Facebook, Twitter and the other responsive social applications we utilize know us, occasionally, better than we know ourselves, delivering tributes to Wes Craven and essays on Thomas Pynchon from the far corners of the Internet on a daily basis, ensuring every couple of months I’m reminded that I’m overdue to geek out about how much I love Kevin Spacey, inevitably calling to mind the season in which I watched “House of Cards” or that one time I stayed up way past my elementary school bedtime watching “The Usual Suspects” with my dad.
But our inner fanboys and fangirls are conflicted. Instead of recognizing our nostalgia-tinted adoration for “Star Wars” or “Full House” for what it is, we rationalize our feelings with long-winded arguments in defense of their kitschiness, trashiness, pulpiness, etc.
It’s happening constantly in the tired debate between poptimism and rockism. It’s happening at MoMA when even Robert Zemeckis gets a retrospective and I’m just waiting for the Times’ “Letter of Recommendation” column to delve into some out-there defense of the Big Mac, Pavement’s songwriting or “Total Recall” (sorry Arnold fans).

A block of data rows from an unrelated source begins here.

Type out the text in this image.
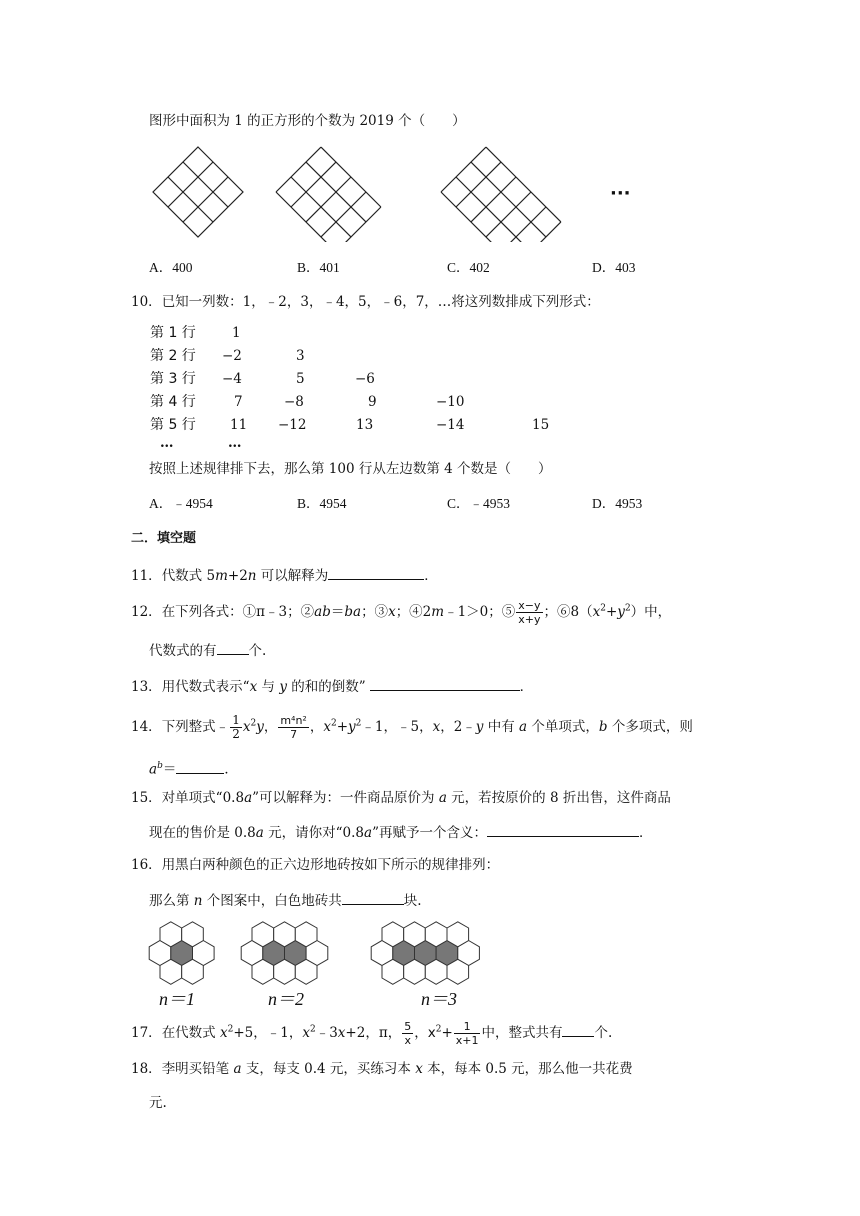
图形中面积为 1 的正方形的个数为 2019 个（　　）
···
A．400	B．401	C．402	D．403
10．已知一列数：1，﹣2，3，﹣4，5，﹣6，7，…将这列数排成下列形式：
第 1 行	1
第 2 行 −2	3
第 3 行 −4	5	−6
第 4 行	7	−8	9	−10
第 5 行	11 −12	13	−14	15
…	…
按照上述规律排下去，那么第 100 行从左边数第 4 个数是（　　）
A．﹣4954	B．4954	C．﹣4953	D．4953
二．填空题
11．代数式 5m+2n 可以解释为	．
12．在下列各式：①π﹣3；②ab＝ba；③x；④2m﹣1＞0；⑤ $\frac{x-y}{x+y}$ ；$⑥8(x^2+y^2)$中，
代数式的有 个.
13．用代数式表示“x 与 y 的和的倒数”	．
14．下列整式﹣ $\frac{1}{2} x^2y$， $\frac{\text{m⁴n²}}{7}$ ，$x^2+y^2﹣1$，﹣5，x，2﹣y 中有 a 个单项式，b 个多项式，则
$a^b=$	．
15．对单项式“0.8a”可以解释为：一件商品原价为 a 元，若按原价的 8 折出售，这件商品
现在的售价是 0.8a 元，请你对“0.8a”再赋予一个含义：	．
16．用黑白两种颜色的正六边形地砖按如下所示的规律排列：
那么第 n 个图案中，白色地砖共	块.
n＝1	n＝2	n＝3
17．在代数式 $x^2+5$，﹣1，$x^2﹣3x+2$，π， $\frac{5}{x}$ ，$x^2+ \frac{1}{x+1}$ 中，整式共有 个.
18．李明买铅笔 a 支，每支 0.4 元，买练习本 x 本，每本 0.5 元，那么他一共花费
元.
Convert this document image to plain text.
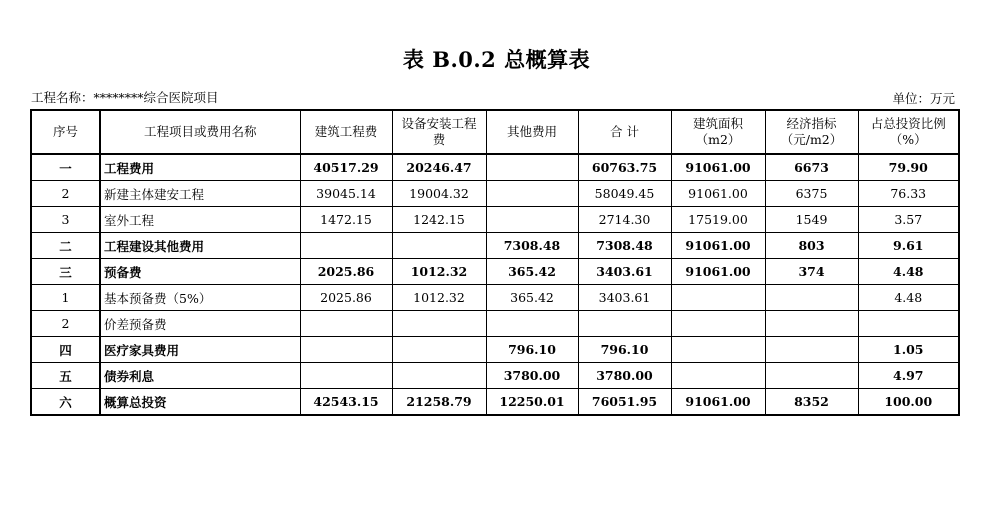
表 B.0.2 总概算表
工程名称：********综合医院项目	单位：万元
序号	工程项目或费用名称	建筑工程费	设备安装工程费	其他费用	合 计	建筑面积（m2）	经济指标（元/m2）	占总投资比例（%）
一	工程费用	40517.29	20246.47		60763.75	91061.00	6673	79.90
2	新建主体建安工程	39045.14	19004.32		58049.45	91061.00	6375	76.33
3	室外工程	1472.15	1242.15		2714.30	17519.00	1549	3.57
二	工程建设其他费用			7308.48	7308.48	91061.00	803	9.61
三	预备费	2025.86	1012.32	365.42	3403.61	91061.00	374	4.48
1	基本预备费（5%）	2025.86	1012.32	365.42	3403.61			4.48
2	价差预备费							
四	医疗家具费用			796.10	796.10			1.05
五	债券利息			3780.00	3780.00			4.97
六	概算总投资	42543.15	21258.79	12250.01	76051.95	91061.00	8352	100.00
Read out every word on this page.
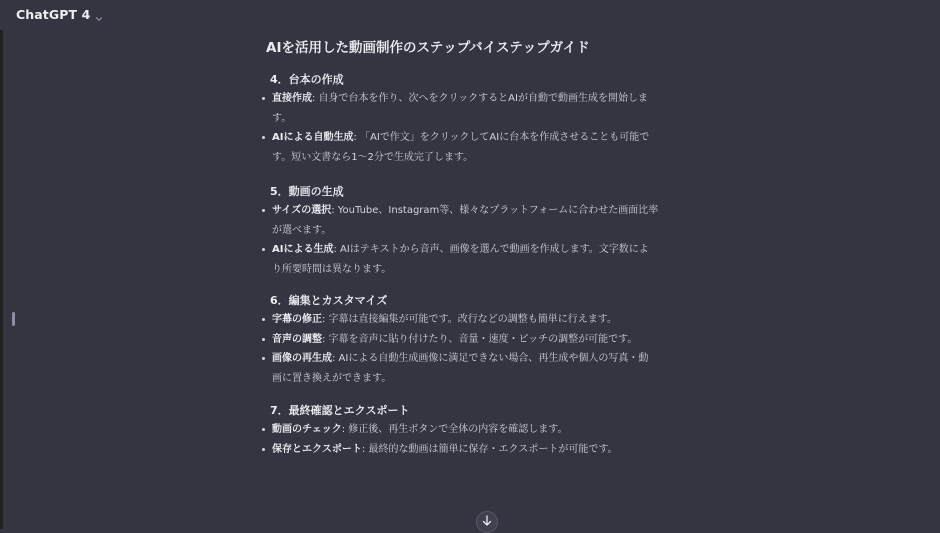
ChatGPT 4
AIを活用した動画制作のステップバイステップガイド
4．台本の作成
直接作成: 自身で台本を作り、次へをクリックするとAIが自動で動画生成を開始しま
す。
AIによる自動生成: 「AIで作文」をクリックしてAIに台本を作成させることも可能で
す。短い文書なら1〜2分で生成完了します。
5．動画の生成
サイズの選択: YouTube、Instagram等、様々なプラットフォームに合わせた画面比率
が選べます。
AIによる生成: AIはテキストから音声、画像を選んで動画を作成します。文字数によ
り所要時間は異なります。
6．編集とカスタマイズ
字幕の修正: 字幕は直接編集が可能です。改行などの調整も簡単に行えます。
音声の調整: 字幕を音声に貼り付けたり、音量・速度・ピッチの調整が可能です。
画像の再生成: AIによる自動生成画像に満足できない場合、再生成や個人の写真・動
画に置き換えができます。
7．最終確認とエクスポート
動画のチェック: 修正後、再生ボタンで全体の内容を確認します。
保存とエクスポート: 最終的な動画は簡単に保存・エクスポートが可能です。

I hold academics and cultural critics (both professional and amateur) at least partially responsible, job security, it seems, dictates they search endlessly for new ideas, historical events and yes, art, to recycle with a brand new, 21st century spin, providing the impetus for the Internet’s hordes to continuously reopen debates which should long ago have been closed and prompting those Facebook and Twitter posts to which we are constantly exposed.
And so it is with me. I won’t even list all of the bad films and bad music (or at least not good film and music) I’ve attempted, through finely crafted argument, to elevate to fine art in my lifetime.

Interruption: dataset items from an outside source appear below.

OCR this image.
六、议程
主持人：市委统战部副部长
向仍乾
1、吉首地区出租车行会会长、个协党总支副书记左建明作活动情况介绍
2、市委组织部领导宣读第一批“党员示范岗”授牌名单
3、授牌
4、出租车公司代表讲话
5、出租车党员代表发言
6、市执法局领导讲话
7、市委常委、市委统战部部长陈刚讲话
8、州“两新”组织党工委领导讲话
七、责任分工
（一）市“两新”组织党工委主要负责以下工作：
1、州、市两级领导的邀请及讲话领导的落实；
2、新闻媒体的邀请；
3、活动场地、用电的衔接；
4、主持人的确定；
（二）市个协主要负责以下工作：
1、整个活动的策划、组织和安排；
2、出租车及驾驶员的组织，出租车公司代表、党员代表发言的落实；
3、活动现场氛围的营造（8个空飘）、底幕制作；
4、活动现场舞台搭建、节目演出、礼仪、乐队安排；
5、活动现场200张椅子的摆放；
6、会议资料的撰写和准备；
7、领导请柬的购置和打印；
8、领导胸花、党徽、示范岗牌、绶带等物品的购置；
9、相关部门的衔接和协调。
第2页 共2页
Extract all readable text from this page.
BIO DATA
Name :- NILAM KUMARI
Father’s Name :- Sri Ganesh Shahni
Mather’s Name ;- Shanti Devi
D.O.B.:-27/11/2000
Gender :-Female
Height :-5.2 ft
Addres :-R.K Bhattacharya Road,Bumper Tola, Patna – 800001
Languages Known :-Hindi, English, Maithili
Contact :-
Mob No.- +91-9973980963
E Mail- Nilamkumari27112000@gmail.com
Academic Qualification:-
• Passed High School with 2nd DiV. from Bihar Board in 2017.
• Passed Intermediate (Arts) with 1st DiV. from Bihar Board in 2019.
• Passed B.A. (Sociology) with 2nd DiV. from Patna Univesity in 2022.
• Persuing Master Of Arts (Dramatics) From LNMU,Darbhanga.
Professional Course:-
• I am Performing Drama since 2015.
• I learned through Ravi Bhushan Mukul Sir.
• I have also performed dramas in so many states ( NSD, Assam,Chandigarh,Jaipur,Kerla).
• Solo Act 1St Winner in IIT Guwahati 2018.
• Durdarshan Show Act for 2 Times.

But here’s the thing. As a die-hard “Star Wars” fan even I have to admit while the films are undeniably important in the history of film, stand as highly effective representations of a point in time and are a central point in 1970’s popular culture (in addition standing the test of time surprisingly well), George Lucas was never a particularly good director. The acting in the films falls well below even a low threshold of evaluation and it’s more melodrama than serious science-fiction.

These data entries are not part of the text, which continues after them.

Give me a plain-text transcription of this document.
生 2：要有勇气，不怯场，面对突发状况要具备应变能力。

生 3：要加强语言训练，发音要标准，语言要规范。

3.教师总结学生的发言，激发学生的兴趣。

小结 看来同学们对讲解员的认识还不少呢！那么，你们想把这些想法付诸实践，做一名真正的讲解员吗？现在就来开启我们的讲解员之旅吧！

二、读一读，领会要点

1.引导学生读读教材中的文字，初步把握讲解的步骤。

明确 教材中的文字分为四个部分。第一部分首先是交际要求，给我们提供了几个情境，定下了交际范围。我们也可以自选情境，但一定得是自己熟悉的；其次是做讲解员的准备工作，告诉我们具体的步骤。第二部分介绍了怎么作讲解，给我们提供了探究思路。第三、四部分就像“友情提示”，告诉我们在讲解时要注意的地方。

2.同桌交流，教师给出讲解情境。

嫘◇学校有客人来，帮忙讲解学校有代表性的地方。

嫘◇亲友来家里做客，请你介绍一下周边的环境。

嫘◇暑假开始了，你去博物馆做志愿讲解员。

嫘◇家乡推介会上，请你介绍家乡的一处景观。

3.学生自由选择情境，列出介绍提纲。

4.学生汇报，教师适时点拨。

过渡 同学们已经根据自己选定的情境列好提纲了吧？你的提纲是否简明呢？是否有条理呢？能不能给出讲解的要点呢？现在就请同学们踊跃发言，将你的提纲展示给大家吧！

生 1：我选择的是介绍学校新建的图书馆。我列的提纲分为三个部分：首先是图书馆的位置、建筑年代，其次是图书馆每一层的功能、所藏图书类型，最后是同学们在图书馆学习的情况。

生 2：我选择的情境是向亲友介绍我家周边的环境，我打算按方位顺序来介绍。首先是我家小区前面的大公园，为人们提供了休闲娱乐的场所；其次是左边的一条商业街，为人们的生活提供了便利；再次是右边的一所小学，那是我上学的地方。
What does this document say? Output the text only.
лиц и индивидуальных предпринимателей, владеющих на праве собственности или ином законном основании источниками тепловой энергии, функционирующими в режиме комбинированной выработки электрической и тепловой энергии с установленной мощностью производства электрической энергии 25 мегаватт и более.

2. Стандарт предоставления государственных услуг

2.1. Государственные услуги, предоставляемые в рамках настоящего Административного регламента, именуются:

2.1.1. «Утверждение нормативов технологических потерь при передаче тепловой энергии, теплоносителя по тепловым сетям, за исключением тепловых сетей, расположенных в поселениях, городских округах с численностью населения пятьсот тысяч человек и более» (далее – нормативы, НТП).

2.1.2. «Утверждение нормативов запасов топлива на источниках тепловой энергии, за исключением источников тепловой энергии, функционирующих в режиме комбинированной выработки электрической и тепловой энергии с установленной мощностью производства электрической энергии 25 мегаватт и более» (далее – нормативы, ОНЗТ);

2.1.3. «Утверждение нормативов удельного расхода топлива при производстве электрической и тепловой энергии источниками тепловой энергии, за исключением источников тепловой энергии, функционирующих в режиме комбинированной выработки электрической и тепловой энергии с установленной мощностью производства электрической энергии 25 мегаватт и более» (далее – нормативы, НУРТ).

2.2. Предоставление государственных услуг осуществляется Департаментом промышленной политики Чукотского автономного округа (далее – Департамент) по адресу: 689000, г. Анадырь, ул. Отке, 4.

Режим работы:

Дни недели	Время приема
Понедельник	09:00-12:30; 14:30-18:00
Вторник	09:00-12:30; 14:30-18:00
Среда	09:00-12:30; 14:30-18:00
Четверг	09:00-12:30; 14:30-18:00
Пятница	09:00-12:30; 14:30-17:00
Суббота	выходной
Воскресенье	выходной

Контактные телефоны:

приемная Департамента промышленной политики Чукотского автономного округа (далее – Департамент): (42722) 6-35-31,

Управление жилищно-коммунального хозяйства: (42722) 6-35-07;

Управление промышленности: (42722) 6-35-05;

We could mount similar analyses of other zeitgesty films and musicians, Pavement serving as an excellent example; serving as the exemplar of slacker rock is one thing, but does that really qualify writers to expend equal amounts of time discussing Fear and the Rolling Stones? (Note to the Internet trolls, I know there is less written on Fear than the Rolling Stones. This is meant as an extreme illustration in an effort to make a point).
It’s hard right? Art is irrevocably associated with time in our brains, with the time in which we saw, read or were in other ways exposed to it. Chances are if the times were good, the art too will be “good.” Get it?
The flat-lining, equalizing culture in which we live has done a lot to allow us to reconsider previously undervalued and even underrepresented authors and auteurs and I think that’s great and occasionally entirely valid. But all of us mourn the endless superhero films Hollywood trots out for our viewing pleasure (or not), without recalling that in the past couple of decades we’ve used a comparable number of words to discuss John Carpenter (and I LOVE John Carpenter) as we have Jean-Luc Godard. What did we think was going to happen?
None of this should be construed in a way that marginalizes the validity of any movie, film, book or otherwise mentioned. Scream is great, one of my favorites. Just think of it as a prompt. Do you love Scream or Star Wars or Full House because they’re good? Or do you love them because of where your brain takes you when you think of them? Something to think about.